Sometimes I wish we could go back, just for a little while. I wish we could revisit the time when friendships were formed and solidified simply through becoming who we were. When we cried together over broken hearts and laughed together over Thursday night television. When we stood arm-in-arm and stared into a wide-open future where everything felt possible, catching occasional glimpses of who we would become.
I love the friends I’ve made as a full-on grownup, and I’m sure you do too. But there’s something unique and special about the relationships we formed during those years of becoming.
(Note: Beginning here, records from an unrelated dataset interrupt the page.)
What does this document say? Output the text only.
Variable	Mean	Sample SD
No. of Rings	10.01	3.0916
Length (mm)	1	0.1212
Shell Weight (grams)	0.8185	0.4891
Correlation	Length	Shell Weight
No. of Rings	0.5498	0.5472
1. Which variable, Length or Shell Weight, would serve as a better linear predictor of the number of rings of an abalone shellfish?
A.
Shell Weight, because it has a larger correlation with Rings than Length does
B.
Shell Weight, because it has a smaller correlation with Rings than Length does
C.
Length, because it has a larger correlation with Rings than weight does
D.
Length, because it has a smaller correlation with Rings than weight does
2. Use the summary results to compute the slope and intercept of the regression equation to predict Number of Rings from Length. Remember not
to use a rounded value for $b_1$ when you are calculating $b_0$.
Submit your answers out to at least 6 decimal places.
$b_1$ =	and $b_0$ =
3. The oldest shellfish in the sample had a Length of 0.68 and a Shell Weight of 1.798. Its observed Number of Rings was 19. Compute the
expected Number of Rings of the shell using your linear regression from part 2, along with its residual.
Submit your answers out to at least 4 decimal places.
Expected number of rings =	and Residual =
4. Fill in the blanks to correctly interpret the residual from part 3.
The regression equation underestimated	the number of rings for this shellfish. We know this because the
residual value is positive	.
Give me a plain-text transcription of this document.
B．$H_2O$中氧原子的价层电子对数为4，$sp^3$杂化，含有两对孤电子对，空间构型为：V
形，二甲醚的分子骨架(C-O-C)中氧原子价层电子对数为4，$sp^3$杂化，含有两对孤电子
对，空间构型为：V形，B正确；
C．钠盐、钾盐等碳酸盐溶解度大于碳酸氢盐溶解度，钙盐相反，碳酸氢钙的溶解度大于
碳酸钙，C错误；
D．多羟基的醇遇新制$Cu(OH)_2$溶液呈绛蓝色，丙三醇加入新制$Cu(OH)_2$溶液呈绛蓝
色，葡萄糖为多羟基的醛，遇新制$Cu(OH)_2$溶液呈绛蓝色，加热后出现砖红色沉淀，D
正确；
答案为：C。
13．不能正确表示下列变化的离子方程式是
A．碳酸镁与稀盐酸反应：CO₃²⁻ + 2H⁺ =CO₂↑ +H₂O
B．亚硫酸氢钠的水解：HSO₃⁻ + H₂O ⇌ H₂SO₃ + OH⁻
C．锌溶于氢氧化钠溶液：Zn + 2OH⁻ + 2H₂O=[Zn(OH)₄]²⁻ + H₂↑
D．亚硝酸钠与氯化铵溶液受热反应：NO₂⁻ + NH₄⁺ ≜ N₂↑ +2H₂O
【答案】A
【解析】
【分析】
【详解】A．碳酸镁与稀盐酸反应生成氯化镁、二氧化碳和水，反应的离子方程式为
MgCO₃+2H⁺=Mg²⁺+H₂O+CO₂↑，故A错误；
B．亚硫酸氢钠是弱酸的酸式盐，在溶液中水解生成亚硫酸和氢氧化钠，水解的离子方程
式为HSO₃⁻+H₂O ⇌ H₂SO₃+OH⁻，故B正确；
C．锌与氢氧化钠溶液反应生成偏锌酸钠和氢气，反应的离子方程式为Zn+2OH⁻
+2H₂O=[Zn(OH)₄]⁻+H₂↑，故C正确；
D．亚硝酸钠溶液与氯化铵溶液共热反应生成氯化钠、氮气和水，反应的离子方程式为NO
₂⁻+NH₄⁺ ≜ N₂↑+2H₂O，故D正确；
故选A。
We grew into ourselves together, you and I. We clung to each other for dear life through the upheavals of youth, making sure we knew the other was there to soften our falls as we made — or attempted — our first leaps into adulthood.
We were there for one another. Always. And even though distance and families and schedules and the awesome busy-ness of this stage of life often gets in the way, I know we’re still there for one another. It may sound trite and silly to say that we’re always together in spirit, but we really are. No matter how many miles or hours there are between us, I know you are still a soft place I can land if I need to.
I can’t tell you how much I love to see you all these years later. When I look at your beautiful aging face, I’m transported back to silly dorm room dancing and late-night heart-to-hearts. You remind me that I will always be young on the inside, that the girl I was then is still a part of me.
And yet we’ve seen so much since then, lived so much since then. My god, it’s been so many years — just look at how far we’ve come. It seems like yesterday, and yet so much has happened. We’ve changed so much, and yet in so many ways, we are who we’ve always been.
I love that we not only became, but that we are also still becoming together. We’ve witnessed one another’s trials and triumphs even if it’s been long-distance. We’ve loved one another’s babies even if we haven’t always been there to hold them and smell their sweet heads. We’ve been friends through so much big life stuff that we never could have anticipated, and through it all I’ve always known I could call on you if I needed to. And honestly, just knowing that has often been enough.
I wish we could get quality face-to-face time more often, but such is life. I miss you though. I miss us. And I’m so incredibly grateful for our friendship in all of its stages. I love knowing that once we’re past these crazy busy kid years we’ll (hopefully) get to see each other more. And I love knowing that I always have someone who can remind me, just with their presence, of who and where I’ve been.